The banjo player was from out of town, but his playing assured him the hospitality that might be showered on a long-lost son. He had an extremely large belly hanging over his trousers, which were held up by a belt which looked incapable of withstanding the strain. Were it to break, then his weight would be re-distributed to such a degree that he would surely topple over forwards. It was too much responsibility for a belt which was showing signs of fraying.
He bonded with Tony, recognising him for the accomplished accordion player that he was, and they smiled at each other in mutual admiration. The less talented guitarist continued to play, providing the right and wrong chords in equal measure. Though at times he spoiled the sound that the combo were producing, he received no admonishment or looks of censure, and was made as welcome as the most able musician.
After an hour or so, the unaccompanied singing began. For this, each singer would close their eyes and present their party piece to a reverent audience who would offer their comments on the lyrics at the end of each song. Songs were sung in turn, much in the same way that drinkers in an English pub might exchange jokes. Some patiently waited, anxious to display their talents, and others had to have a song coaxed out of them.

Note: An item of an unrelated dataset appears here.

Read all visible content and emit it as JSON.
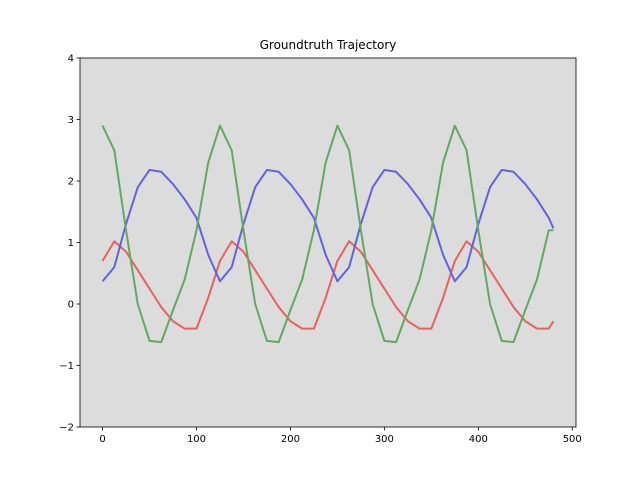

Significantly, the ones who had to be encouraged gave the best performances, but there was no competitive element and each singer, good or bad, was given commensurate respect I racked my brains for a song I could sing should I be asked, but happily the honour wasn’t bestowed upon me. I made a mental note to come up with something for these occasions, because I liked this approach to singing—closing your eyes and belting it out from the heart. It seemed like a style tailor-made for the drunk, but Tony proved that intoxication wasn’t essential, as his contribution, which was the product of four soft drinks, was one of the more heartfelt and soulful renditions of the evening.